Flowering quince shrubs typically bloom prolifically for a relatively short period in the early to mid spring—sometimes even in late winter in warmer zones. With pure species plants, the bloom period can be quite as short as a week, though some hybrid varieties are touted as being "long-blooming." Even here, the bloom period is rarely more than two or three weeks, at most.

  • Poor bloom may occur when the flower buds are damaged by early spring frosts, which is common in the northern end of the hardiness range (zone 5). The plant is not permanently damaged, and flowering will return the following year, assuming there is not a repeat of the untimely frost.
  • Badly timed pruning can also snip off the flower buds and ruin the bloom season. If pruning is necessary, do it immediately after the shrub has finished blooming for the season. These shrubs bloom on "old wood" from the previous year's growth, so avoid pruning that removes bud-bearing wood.
  • Flowering quince reacts badly to alkaline soil and may withhold flowers if the soil pH is not acidic or neutral. Blending in elemental sulfur can rectify alkaline soil.
  • Finally, flowering quince needs plenty of sun and will withhold flowers if growing in shady conditions.

Common Problems With Flowering Quince

Overall, flowering quince shrubs are relatively low maintenance if their basic cultural needs are met, but no shrub is entirely immune to problems. In addition to the sometimes devastating impact of fireblight, flowering quince shrubs sometimes prompt the following complaints:

Yellowing Leaves

Chlorosis (yellowing of the foliage) can occur in high pH (alkaline) soils. This can often be rectified with an annual feeding with an acidifying fertilizer. A more permanent solution is to amend the soil with elemental sulfur, which lowers soil pH.

Drab Appearance

Homeowners are sometimes disappointed by the lack of year-round appeal of these shrubs.

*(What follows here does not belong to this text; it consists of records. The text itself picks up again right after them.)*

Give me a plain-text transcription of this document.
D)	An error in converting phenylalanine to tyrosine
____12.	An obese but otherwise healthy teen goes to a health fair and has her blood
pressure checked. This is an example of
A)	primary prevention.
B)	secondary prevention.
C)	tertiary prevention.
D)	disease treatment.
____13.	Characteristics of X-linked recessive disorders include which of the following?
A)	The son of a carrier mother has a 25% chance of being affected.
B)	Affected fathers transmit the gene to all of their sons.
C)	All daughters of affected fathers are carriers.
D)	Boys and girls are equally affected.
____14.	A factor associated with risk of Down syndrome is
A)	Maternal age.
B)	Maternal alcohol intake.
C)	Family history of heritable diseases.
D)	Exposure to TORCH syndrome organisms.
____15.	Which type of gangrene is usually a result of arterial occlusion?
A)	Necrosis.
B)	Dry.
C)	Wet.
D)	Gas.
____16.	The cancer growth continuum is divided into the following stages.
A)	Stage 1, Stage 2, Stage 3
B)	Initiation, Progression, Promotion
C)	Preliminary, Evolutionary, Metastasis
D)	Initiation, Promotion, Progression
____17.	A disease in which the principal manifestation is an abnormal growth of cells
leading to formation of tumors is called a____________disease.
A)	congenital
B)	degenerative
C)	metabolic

Flowering quince is extraordinarily showy during the rather brief bloom period but is decidedly ordinary in appearance at other times of the year. Flowering quince is not a good choice if you're looking for a shrub with multi-season appeal—though its thorniness does make for a good barrier hedge.

  • How is this plant best used in the landscape?

    With its thorny habit and relatively short bloom season, flowering quince is not a great specimen plant, but it works well planted en masse along borders or as an informal barrier hedge. In large mixed borders, it can provide an early-spring accent. The fruit from quince shrubs (especially the related C. japonica) can be used in jams and jellies.

  • How long does a flowering quince shrub live?

    A flowering quince shrub that remains healthy can live for several decades. Plants 40 years old are not uncommon.

  • Is the fruit of a flowering quince shrub edible?

    The small apple-like fruits are rather sour and bitter if eaten directly off the plant, but quince fruits are often used in jellies and preserves.

  • How does wildlife interact with this shrub?

    Flowering quinces are known to be plants that attract hummingbirds and butterflies. Because of its thorny nature, it is fairly resistant to damaging browsing from deer.

  • What is the difference between flowering quince and Japanese quince?

    Japanese quince (Chaenomeles japonica) is a smaller shrub (usually growing to no more than 3 feet). It is considered less ornamental than C. speciosa, and thus is rarely sold in the trade. Many of the so-called Japanese quince plants are not pure species, but rather hybrids between C. speciosa and C. japonica.